I'm writing a script in python that will replace email address and IP address with random characters in a log file.
Right now one line is read, the substitution for email address is done, and then the same line is read again to do the substitution for the IP address.
I want to do both in one go, but cannot find a way to do so.
I read the post here, but that seems to work only for simple substitutions. In this case, I'm substituting a (relatively) complex regex with a function, and can't figure out a way to do it in one line.
This is the original code:
import re
import hashlib
def hashing_func(to_hash):
''' Calculates hash '''
return hashlib.sha256(to_hash).hexdigest()
def hashing_func_email(username, domain):
''' Creates a separate hash for username and
domain.
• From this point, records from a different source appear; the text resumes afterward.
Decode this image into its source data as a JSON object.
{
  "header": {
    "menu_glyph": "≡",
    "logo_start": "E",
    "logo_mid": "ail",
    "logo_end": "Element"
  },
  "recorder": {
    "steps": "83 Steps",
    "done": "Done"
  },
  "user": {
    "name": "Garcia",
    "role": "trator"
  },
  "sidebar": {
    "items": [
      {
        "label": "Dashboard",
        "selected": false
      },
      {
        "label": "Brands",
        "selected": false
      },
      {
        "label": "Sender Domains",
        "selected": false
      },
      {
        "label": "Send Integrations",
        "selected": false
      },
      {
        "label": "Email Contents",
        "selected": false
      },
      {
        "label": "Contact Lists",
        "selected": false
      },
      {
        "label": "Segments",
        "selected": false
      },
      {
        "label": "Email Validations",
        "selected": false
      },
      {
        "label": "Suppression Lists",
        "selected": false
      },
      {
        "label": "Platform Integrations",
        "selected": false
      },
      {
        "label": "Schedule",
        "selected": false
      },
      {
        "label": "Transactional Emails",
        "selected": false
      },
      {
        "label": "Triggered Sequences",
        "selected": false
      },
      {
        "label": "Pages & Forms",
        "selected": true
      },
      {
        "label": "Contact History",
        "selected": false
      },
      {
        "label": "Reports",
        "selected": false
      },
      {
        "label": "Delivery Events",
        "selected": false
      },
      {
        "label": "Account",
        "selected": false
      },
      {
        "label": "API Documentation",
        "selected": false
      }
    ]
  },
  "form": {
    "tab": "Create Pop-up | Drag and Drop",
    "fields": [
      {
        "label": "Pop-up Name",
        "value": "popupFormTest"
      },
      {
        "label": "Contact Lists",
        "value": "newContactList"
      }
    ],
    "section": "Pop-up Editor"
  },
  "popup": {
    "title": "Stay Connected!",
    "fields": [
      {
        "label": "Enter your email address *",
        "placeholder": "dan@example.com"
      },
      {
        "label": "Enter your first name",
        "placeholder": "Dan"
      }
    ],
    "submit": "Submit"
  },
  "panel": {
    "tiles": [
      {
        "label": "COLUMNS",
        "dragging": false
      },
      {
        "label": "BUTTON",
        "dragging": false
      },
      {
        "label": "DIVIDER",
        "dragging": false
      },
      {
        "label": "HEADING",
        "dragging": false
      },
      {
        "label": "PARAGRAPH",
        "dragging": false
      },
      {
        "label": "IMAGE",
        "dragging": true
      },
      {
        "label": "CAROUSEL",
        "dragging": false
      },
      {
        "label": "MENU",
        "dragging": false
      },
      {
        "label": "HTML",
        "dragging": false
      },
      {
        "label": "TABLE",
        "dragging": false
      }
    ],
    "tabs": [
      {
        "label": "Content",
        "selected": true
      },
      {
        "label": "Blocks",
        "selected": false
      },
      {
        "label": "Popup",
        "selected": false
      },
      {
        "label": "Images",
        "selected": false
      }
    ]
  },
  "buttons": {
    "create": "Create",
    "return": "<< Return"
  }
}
Appends 'EM_' to show it's an email.
Reduces hash length to make it more readable.'''
username_hash = hashing_func(username)
domain_hash = hashing_func(domain)
return 'EM_' + username_hash[:13] + '@' + domain_hash[:10]
def hashing_func_ipaddr(ipaddr):
''' Creates a hash for IP address, and appends 'IP_'.
Reduces length to make it more readable.'''
ipaddr_hash = hashing_func(ipaddr)
return 'IP_' + ipaddr_hash[:11]
def main():
email_regex = re.compile(r'''(
[a-zA-Z0-9._+-]+)
(@|%40)
([a-zA-Z0-9.-]+
(\.[a-zA-Z0-9]{2,4})
)''', re.VERBOSE)
ipaddr_regex = re.compile(r'''\b(?:(?:25[0-5]|2[0-4][0-9]|[01]?[0-9][0-9]?)\.){3}
(?:25[0-5]|2[0-4][0-9]|[01]?[0-9][0-9]?)\b
''', re.VERBOSE)
old_file = ["10.38.1.2, user@example.com, was here",
"This user2@example.com tried from 84.12.41.53 again"]
for line in old_file:
new_line = re.sub(
email_regex, lambda x: hashing_func_email(
x.group(1), x.group(3)), line)
new_line_ip = re.sub(
ipaddr_regex, lambda x: hashing_func_ipaddr(
x.group(0)), new_line)
print new_line_ip
if __name__ == '__main__':
main()